Il fallait s'y attendre: en un an et demi, la petite flamme d'espoir qui clôturait "Daisies of the Galaxy" s'était embrasée pour donner naissance au tonitruant "Souljacker". Cependant, les fanfares qui auraient dû accueillir le quatrième album de Eels furent un peu différentes de celles escomptées : l'album étant sorti le 11 septembre 2001, on comprend que sa parution ait été légèrement éclipsée... Du moins en Europe. En effet, la publication du disque aux Etats-Unis fut tout simplement reportée, les instances dirigeantes ayant décrété que le look de E sur la pochette le rendait trop assimilable à un milliardaire islamiste encore peu connu jusqu'alors.

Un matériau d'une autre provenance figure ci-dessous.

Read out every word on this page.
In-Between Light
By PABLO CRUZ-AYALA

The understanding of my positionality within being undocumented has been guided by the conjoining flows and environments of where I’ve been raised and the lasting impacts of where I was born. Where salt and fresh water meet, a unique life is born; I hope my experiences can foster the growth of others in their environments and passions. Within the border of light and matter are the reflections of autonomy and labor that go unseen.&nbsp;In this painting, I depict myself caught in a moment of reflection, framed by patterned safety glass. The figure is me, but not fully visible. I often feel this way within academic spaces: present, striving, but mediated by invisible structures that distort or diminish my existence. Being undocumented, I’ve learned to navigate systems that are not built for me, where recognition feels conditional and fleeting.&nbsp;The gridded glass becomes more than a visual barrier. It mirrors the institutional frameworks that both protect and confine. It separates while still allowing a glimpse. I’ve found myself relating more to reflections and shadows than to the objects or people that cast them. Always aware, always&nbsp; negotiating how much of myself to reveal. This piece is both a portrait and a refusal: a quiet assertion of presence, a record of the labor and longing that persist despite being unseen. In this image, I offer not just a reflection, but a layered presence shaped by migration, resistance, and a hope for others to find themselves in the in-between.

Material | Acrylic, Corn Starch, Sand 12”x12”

Il est vrai que "Souljacker" est en quelque sorte l'anti-"Daisies..." ne serait-ce que par l'illustration de couverture: les gamins jouant sagement autour d'un étang font place à une grossière photo de tabloïd montrant un E aux allures de tueur. Et pour cause : le nom de l'album est emprunté à celui d'un serial-killer californien des années 90 (qui prétendait voler les âmes de ses victimes en leur faisant passer l'arme à gauche). Puis lorsqu'on introduit la galette dans le lecteur: ô surprise! Aux délicates marguerites succède le bon gros tracteur-tondeuse de Dog Faced Boy, et son riff de guitares grasses à souhait. Une partie de l'explication: sur le précédent opus, E avait presque tout réalisé lui-même (textes, musiques, arrangements et production). Ici, il s' adjoint les services de John Parish, comparse de PJ Harvey, qui reprend le travail là où Michael Simpson l'avait laissé sur "Beautiful Freak". Avec ce nouvel LP, Eels donne un frère adulte à son premier album: plus mûr, plus lourd, mais tout aussi dérangé que l'adolescent monstre aux grands yeux.

Aidé de son éternel acolyte Mr Butch (batteur de son état), et d'une nouvelle recrue à la basse (Koool G Murder), Mark Oliver Everett inaugure son nouvel effort en n'ayant pas peur de monter le ton et la saturation. Foin de fanfares campagnardes, on retrouve le E bien flippé qui le hurle haut et fort. Effectivement, il est ici question des pensées d'un gamin à face de chien qui se pose beaucoup de questions sur le chemin de l'école, où il semble étrangement poursuivi... A noter que la métaphore est bien choisie, quand on sait que le leader arbore une barbe épaisse comme un buisson ("Ma won't shave me, Jesus can't save me, Dog faced boy").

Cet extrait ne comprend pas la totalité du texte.